Nel 2015 l’energia elettrica prodotta da fonti rinnovabili in Italia è stata il 38% del totale pari a 109,5 TWh. È quanto emerge dalla relazione annuale pubblicata ieri dall’AEEGSI. L’Autorità energetica ha registrato un calo del 9% della produzione lorda da rinnovabili imputabile al decremento dell’idroelettrico, in calo del 25% rispetto al 2014. Anche l’eolico ha chiuso il 2015 con un segno meno rispetto all’anno precedente, perdendo oltre 3 punti percentuale.

Il bilancio del fotovoltaico è decisamente più roseo. La produzione solare ha registrato un incremento del 13% rispetto al 2014. L’elettricità pulita incentivata complessivamente è stata di 65 TWh per un costo di 12,5 miliardi di euro. Gli incentivi sono stati coperti in gran parte dalla componente A3 della bolletta.

Un altro dato interessante emerso dal rapporto dell’AEEGSI è l’aumento della produzione nazionale lorda, che non vedeva il segno più dal 2010. La produzione elettrica si è attestata sui 282 TWh, facendo registrare un incremento dello 0,8% rispetto al 2014. La produzione nazionale ha permesso di coprire ben l’86% del fabbisogno elettrico.

Le importazioni sono aumentate dal 14,1% registrato nel 2014 al 14,7%. Le esportazioni hanno fatto registrare un incremento di ben il 47,3%. La ripresa dei consumi e l’economia di nuovo in crescita hanno fatto lievitare del 3,2% il consumo interno lordo di energia, per un valore assoluto di 171,3 milioni di tonnellate equivalenti di petrolio. L’uso di energia nei trasporti e per gli usi civili è aumentato rispettivamente del 4,1% e del 7,4%. L’impiego di elettricità nei due settori è cresciuto dell’1,3 e dell’1,2%. Un dato che testimonia un avvio troppo lento della decarbonizzazione del sistema elettrico italiano.

I consumi di gas sono aumentati del 9,1% attestandosi sui 67,5 miliardi di metri cubi. Metà del gas importato proviene dalla Russia, seguita dall’Algeria e dalla Libia. I prezzi del gas sono diminuiti dell’8%, raggiungendo una media di 55,5 centesimi di euro/m3.

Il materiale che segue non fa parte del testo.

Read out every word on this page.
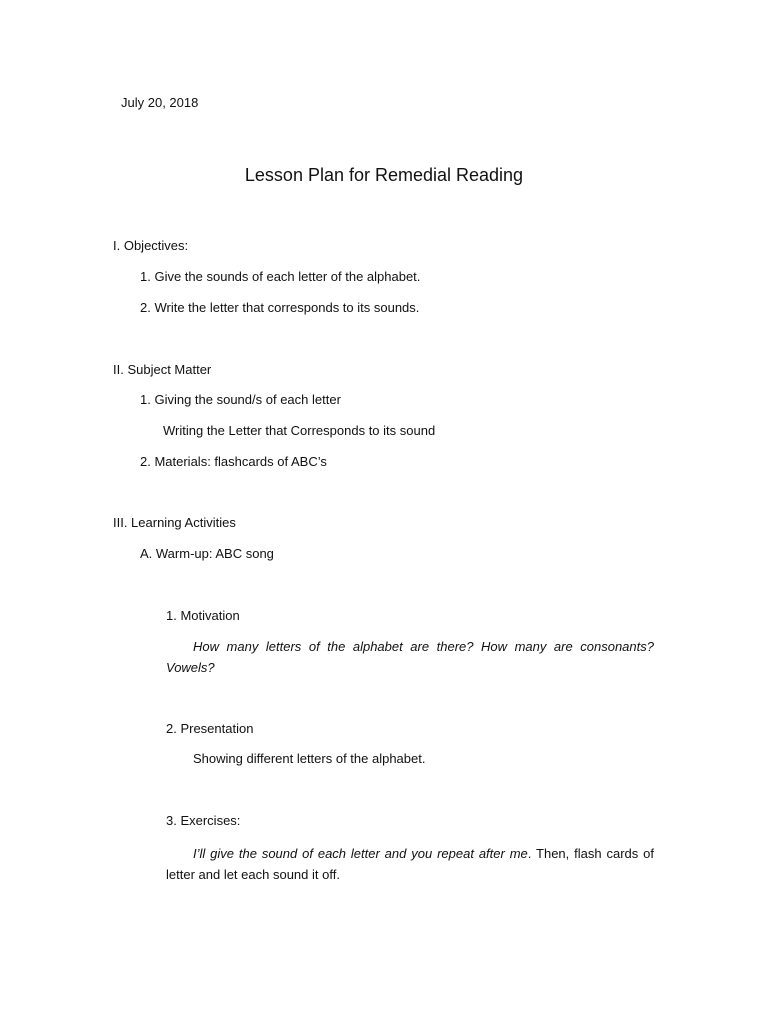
July 20, 2018
Lesson Plan for Remedial Reading
I. Objectives:
1. Give the sounds of each letter of the alphabet.
2. Write the letter that corresponds to its sounds.
II. Subject Matter
1. Giving the sound/s of each letter
Writing the Letter that Corresponds to its sound
2. Materials: flashcards of ABC’s
III. Learning Activities
A. Warm-up: ABC song
1. Motivation
How many letters of the alphabet are there? How many are consonants? Vowels?
2. Presentation
Showing different letters of the alphabet.
3. Exercises:
I’ll give the sound of each letter and you repeat after me. Then, flash cards of letter and let each sound it off.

I consumi di elettricità nel 2015 in Italia sono cresciuti complessivamente dell’1,5%, attestandosi su 295 TWh. La bolletta elettrica è stata meno salata per gli utenti domestici che consumano fino a 2.500 kWh/a. Rispetto alla media dei prezzi europei i costi della bolletta sono inferiori dell’11%. Un vantaggio destinato a scomparire a seguito dell’eliminazione della tariffa progressiva introdotta dalla recente riforma dell’AEEGSI.

Gli utenti nella fascia di consumo compresa tra 2.500 e 5.000 kWh annui pagano invece l’11% in più rispetto alla media europea. I consumatori industriali pagano l’energia il 20% in più rispetto alla media europea.

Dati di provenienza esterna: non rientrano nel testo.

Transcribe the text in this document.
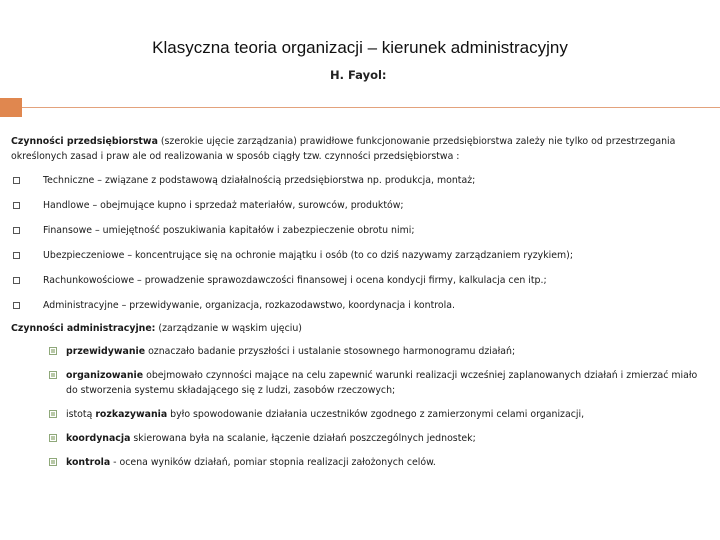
Klasyczna teoria organizacji – kierunek administracyjny
H. Fayol:

Czynności przedsiębiorstwa (szerokie ujęcie zarządzania) prawidłowe funkcjonowanie przedsiębiorstwa zależy nie tylko od przestrzegania określonych zasad i praw ale od realizowania w sposób ciągły tzw. czynności przedsiębiorstwa :

Techniczne – związane z podstawową działalnością przedsiębiorstwa np. produkcja, montaż;
Handlowe – obejmujące kupno i sprzedaż materiałów, surowców, produktów;
Finansowe – umiejętność poszukiwania kapitałów i zabezpieczenie obrotu nimi;
Ubezpieczeniowe – koncentrujące się na ochronie majątku i osób (to co dziś nazywamy zarządzaniem ryzykiem);
Rachunkowościowe – prowadzenie sprawozdawczości finansowej i ocena kondycji firmy, kalkulacja cen itp.;
Administracyjne – przewidywanie, organizacja, rozkazodawstwo, koordynacja i kontrola.

Czynności administracyjne: (zarządzanie w wąskim ujęciu)

przewidywanie oznaczało badanie przyszłości i ustalanie stosownego harmonogramu działań;
organizowanie obejmowało czynności mające na celu zapewnić warunki realizacji wcześniej zaplanowanych działań i zmierzać miało do stworzenia systemu składającego się z ludzi, zasobów rzeczowych;
istotą rozkazywania było spowodowanie działania uczestników zgodnego z zamierzonymi celami organizacji,
koordynacja skierowana była na scalanie, łączenie działań poszczególnych jednostek;
kontrola - ocena wyników działań, pomiar stopnia realizacji założonych celów.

Il rapporto rivela che Enel e Edison anche nel 2015 si sono confermati i principali venditori di energia, conquistando il 33,7% e il 34,1% del volume nazionale. I venditori di piccole e medie dimensioni sono cresciuti, passando dai 450 attivi nel 2014 a quota 487. Enel domina nella distribuzione, detenendo una quota dell’85% dell’energia consumata.